Lebih Lanjut: GMC Membuat Hummer EV 2026 Lebih Crabbier Dari Sebelumnya
Menurut lembaga pemerintah, sambungan airbag penumpang depan mungkin memiliki kabel yang tidak tepat, sehingga dapat mengganggu sinyal ke airbag. Hal ini dapat mengakibatkan airbag gagal mengembang sebagaimana mestinya.
GM pertama kali menyadari masalah ini pada bulan Agustus, ketika seorang karyawan melaporkan ada kabel yang terlepas dari konektor airbag depan penumpang selama perakitan.
Hal ini memicu penyelidikan, yang akhirnya menentukan bahwa pemasok wire harness “menerapkan proses crimping manual selama periode tiga hari ketika mesin otomatisnya tidak berfungsi untuk pemeliharaan.” Keriting buatan tangan ini tidak konsisten dan mungkin tidak menghasilkan sambungan yang aman.
Untuk mengatasi masalah ini, dealer akan memasang jumper harness yang menggantikan “bagian IP harness yang mencakup konektor airbag depan penumpang”. Surat pemberitahuan pemilik diharapkan keluar pada 22 Desember.
Tidak Ada Rekaman Berarti Penarikan Kembali Baru
Penarikan kedua melibatkan 891 kendaraan Chevrolet Silverado 4500 HD, 5500 HD, dan 6500 HD dari model tahun 2019 dan 2020. Mereka menderita akibat recall redux karena kampanye terbaru dirancang untuk mengatasi masalah recall sebelumnya.

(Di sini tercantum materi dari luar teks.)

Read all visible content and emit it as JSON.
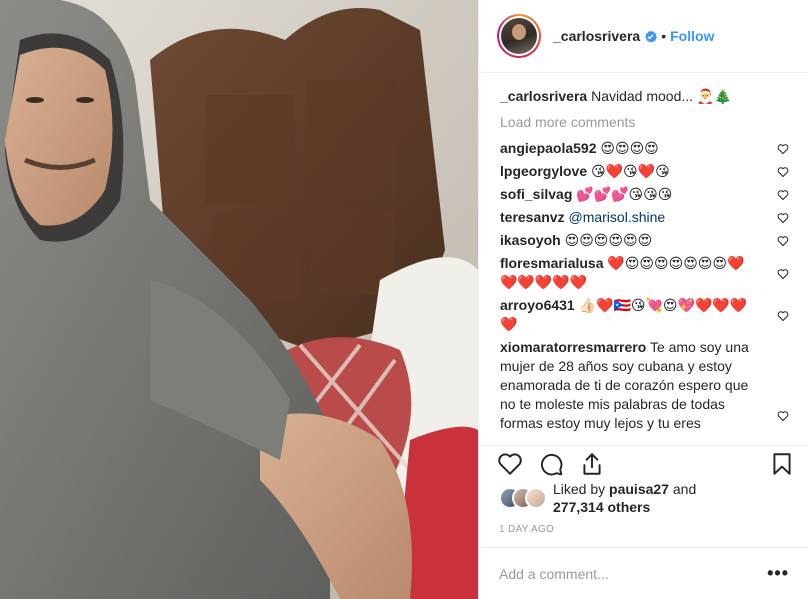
{
  "post": {
    "username": "_carlosrivera",
    "separator": "•",
    "follow_label": "Follow",
    "caption_user": "_carlosrivera",
    "caption_text": "Navidad mood... 🎅🎄",
    "load_more": "Load more comments",
    "comments": [
      {
        "user": "angiepaola592",
        "text": "😍😍😍😍"
      },
      {
        "user": "lpgeorgylove",
        "text": "😘❤️😘❤️😘"
      },
      {
        "user": "sofi_silvag",
        "text": "💕💕💕😘😘😘"
      },
      {
        "user": "teresanvz",
        "text": "@marisol.shine"
      },
      {
        "user": "ikasoyoh",
        "text": "😍😍😍😍😍😍"
      },
      {
        "user": "floresmarialusa",
        "text": "❤️😍😍😍😍😍😍😍❤️❤️❤️❤️❤️❤️"
      },
      {
        "user": "arroyo6431",
        "text": "👍🏻❤️🇵🇷😘💘😍💖❤️❤️❤️❤️"
      },
      {
        "user": "xiomaratorresmarrero",
        "text": "Te amo soy una mujer de 28 años soy cubana y estoy enamorada de ti de corazón espero que no te moleste mis palabras de todas formas estoy muy lejos y tu eres"
      }
    ],
    "likes_prefix": "Liked by ",
    "likes_user": "pauisa27",
    "likes_mid": " and",
    "likes_count": "277,314 others",
    "timestamp": "1 DAY AGO",
    "add_comment_placeholder": "Add a comment...",
    "more_label": "•••"
  },
  "icons": {
    "verified": "verified-badge-icon",
    "comment_like": "heart-outline-icon",
    "like": "heart-outline-icon",
    "comment": "comment-bubble-icon",
    "share": "share-icon",
    "save": "bookmark-icon"
  },
  "colors": {
    "link_blue": "#3897f0",
    "text": "#262626",
    "muted": "#999999",
    "border": "#efefef",
    "mention": "#003569"
  }
}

Kendaraan tersebut awalnya ditarik kembali pada musim panas ini karena perakitan sensor tekanan rem, yang dapat menyebabkan minyak rem bocor melampaui segel diafragma. Artinya minyak rem bisa merembes ke komponen kelistrikan dan menyebabkan korsleting.
Sayangnya bagi pelanggan, kendaraan ini dipasangi kabel jumper rem yang tidak memiliki pita pelindung. Hal ini dapat menyebabkan kabel menjadi rusak, mengakibatkan sistem rem gagal memberikan bantuan saat diperlukan.
Perbaikannya cukup mudah karena teknisi dealer akan melepas kabel harness, memasang pita pelindung, dan memasangnya kembali. Pemilik akan diberitahu segera sebelum Natal.